The solution set must not contain duplicate triplets.

2sum问题的扩展,可以简单的枚举第一个数,然后对于剩下两个数解2sum问题即可。

可以先进行排序,然后用左右指针的方法求解,排除了一些不可行的情况,复杂度降为O(n^2)。

class Solution {
public:
    vector<vector<int>> threeSum(vector<int>& nums) {
        int left, right, n = nums.size();
        vector<vector<int>> res(0);
        sort(nums.begin(), nums.end());
        for (int i = 0; i < n; ++i) {
            if (i > 0 && nums[i] == nums[i - 1]) continue;
            left = i + 1;
            right = n - 1;
            while (left < right) {
                while (left < right && nums[left] + nums[right] > - nums[i]) right--;
                if (left < right && nums[left] + nums[right] == - nums[i]) {
                    while (left < right && nums[right - 1] == nums[right]) right--;
                    res.push_back(vector<int>{nums[i], nums[left], nums[right]});
                    right--;
                }
                while (left < right && nums[left] + nums[right] < - nums[i]) left++;
                if (left < right && nums[left] + nums[right] == - nums[i]) {
                    while (left < right && nums[left + 1] == nums[left]) left++;
                    res.push_back(vector<int>{nums[i], nums[left], nums[right]});
                    left++;
                }
            }
        }
        return res;
    }
};

也可以用hash表来处理,不过考虑到不能出现重复的结果,所以还需要一些额外的考虑,所以这里简单的通过提前排序来简化问题。

class Solution {
public:
    vector<vector<int>> threeSum(vector<int>& nums) {
        int left, right, n = nums.size();
        vector<vector<int>> res(0);
        unordered_map<int, int> num2cnt;
        sort(nums.begin(), nums.end());
        for (int i = 0; i < n; ++i) {
            if (num2cnt.find(nums[i]) == num2cnt.end()) num2cnt[nums[i]] = 0;
            num2cnt[nums[i]] = i;
        }
        for (int i = 0; i < n; ++i) {
            if (i > 0 && nums[i] == nums[i - 1]) continue;
            for (int j = i + 1; j < n; ++j) {
                if (j > i + 1 && nums[j] == nums[j - 1]) continue;
                int val = 0 - nums[i] - nums[j];
                if (num2cnt.find(val) != num2cnt.end() && num2cnt[val] > j) 
                    res.push_back(vector<int>{nums[i], nums[j], val});
            }
        }
        return res;
    }
};

75. Sort Colors

Given an array with n objects colored red, white or blue, sort them in-place so that objects of the same color are adjacent, with the colors in the order red, white and blue.

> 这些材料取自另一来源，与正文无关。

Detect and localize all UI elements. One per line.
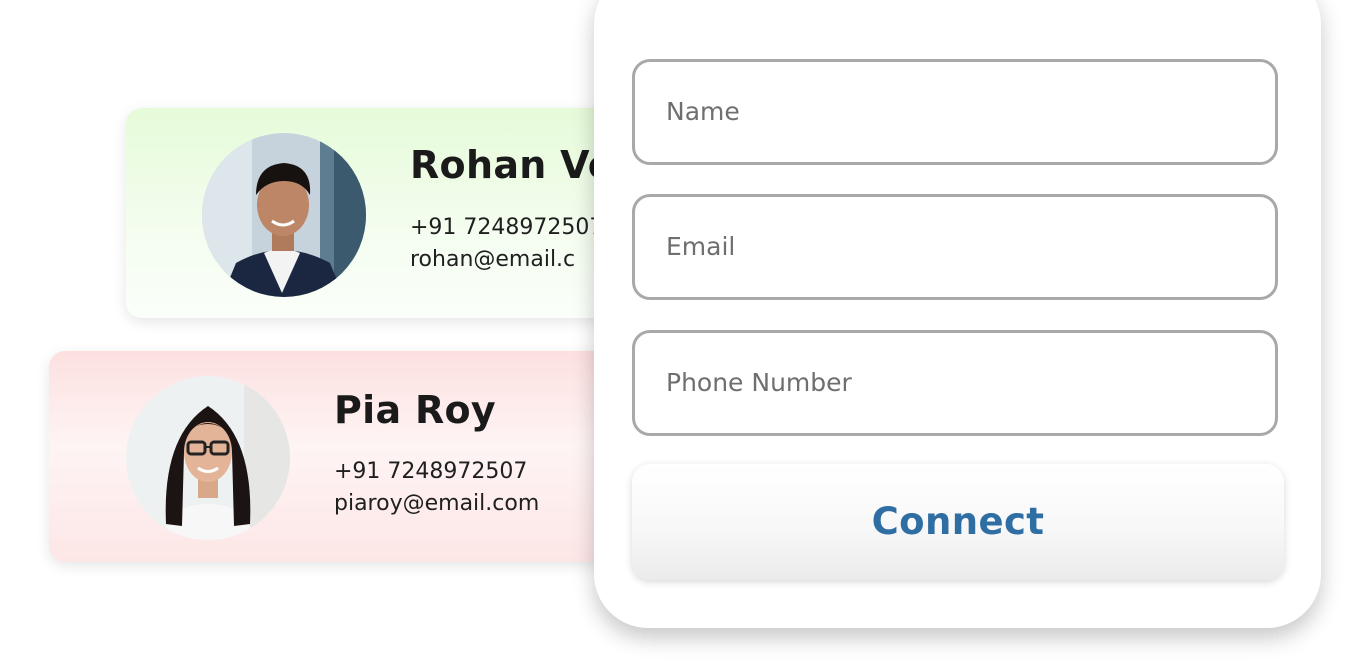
avatar (202, 133, 366, 297)
avatar (126, 376, 290, 540)
email-field[interactable]: Email (632, 194, 1278, 300)
phone-number-field[interactable]: Phone Number (632, 330, 1278, 436)
contact-name: Rohan Ve (410, 143, 614, 187)
phone-number-placeholder: Phone Number (666, 368, 852, 397)
name-field[interactable]: Name (632, 59, 1278, 165)
name-placeholder: Name (666, 97, 740, 126)
avatar-photo (202, 133, 366, 297)
contact-email: rohan@email.c (410, 247, 576, 272)
email-placeholder: Email (666, 232, 736, 261)
contact-phone: +91 7248972507 (334, 459, 528, 484)
contact-phone: +91 7248972507 (410, 215, 604, 240)
avatar-photo (126, 376, 290, 540)
contact-card-rohan: Rohan Ve +91 7248972507 rohan@email.c (126, 108, 646, 318)
connect-button[interactable]: Connect (632, 464, 1284, 580)
contact-card-pia: Pia Roy +91 7248972507 piaroy@email.com (49, 351, 629, 562)
contact-email: piaroy@email.com (334, 491, 540, 516)
contact-name: Pia Roy (334, 388, 496, 432)
connect-form: Name Email Phone Number Connect (594, 0, 1321, 628)
connect-button-label: Connect (871, 500, 1045, 543)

Here, we will use the integers 0, 1, and 2 to represent the color red, white, and blue respectively.

Note: You are not suppose to use the library’s sort function for this problem.

Follow up:

A rather straight forward solution is a two-pass algorithm using counting sort. First, iterate the array counting number of 0’s, 1’s, and 2’s, then overwrite array with total number of 0’s, then 1’s and followed by 2’s. Could you come up with a one-pass algorithm using only constant space?

来源:力扣(LeetCode)
链接:https://leetcode-cn.com/problems/sort-colors

需要一次遍历完成排序,考虑快排partition的思路,同时注意到我们只需要把0都放在开头,把2都放在结尾即可,所以可以用两个指针分别从开始和结束记录0和2的位置,此外再用一个指针从头到尾去遍历每个数进行交互。

class Solution {
public:
    void sortColors(vector<int>& nums) {
        int l = 0, r = nums.size() - 1, cur = 0;
        while (cur <= r) {
            if (nums[cur] == 0) swap(nums[cur++], nums[l++]);
            else if (nums[cur] == 2) swap(nums[cur], nums[r--]);
            else cur++;
        }
    }
};

28. Implement strStr()

Implement strStr().

Return the index of the first occurrence of needle in haystack, or -1 if needle is not part of haystack.

来源:力扣(LeetCode)
链接:https://leetcode-cn.com/problems/implement-strstr

最简单的方法是遍历依次比较,复杂度是$O(mn)$,可以通过双指针/滑动窗口的方法,将字符串用数字表示,时间复杂度为$O(m+n)$。
注意到,当字符串很长时,会溢出,所以需要整除一个整数来实现。

class Solution {
public:
    int strStr(string haystack, string needle) {
        if (needle.size() == 0) return 0;
        long long target = 0, source = 0, begin = 1;
        for (int i = 0; i < needle.size(); ++i) {
            target = (target * 26 + needle[i] - 'a') % INT_MAX;
            source = (source * 26 + haystack[i] - 'a') % INT_MAX;
            begin = (begin * 26) % INT_MAX;
        }
        for (int i = needle.size(); i < haystack.size(); ++i) {
            if (source == target) return i - needle.size();
            else source = (source * 26 - (haystack[i - needle.size()] - 'a') * begin + haystack[i] - 'a') % INT_MAX;
        }
        if (source == target) return haystack.size() - needle.size();
        else return -1;
    }
};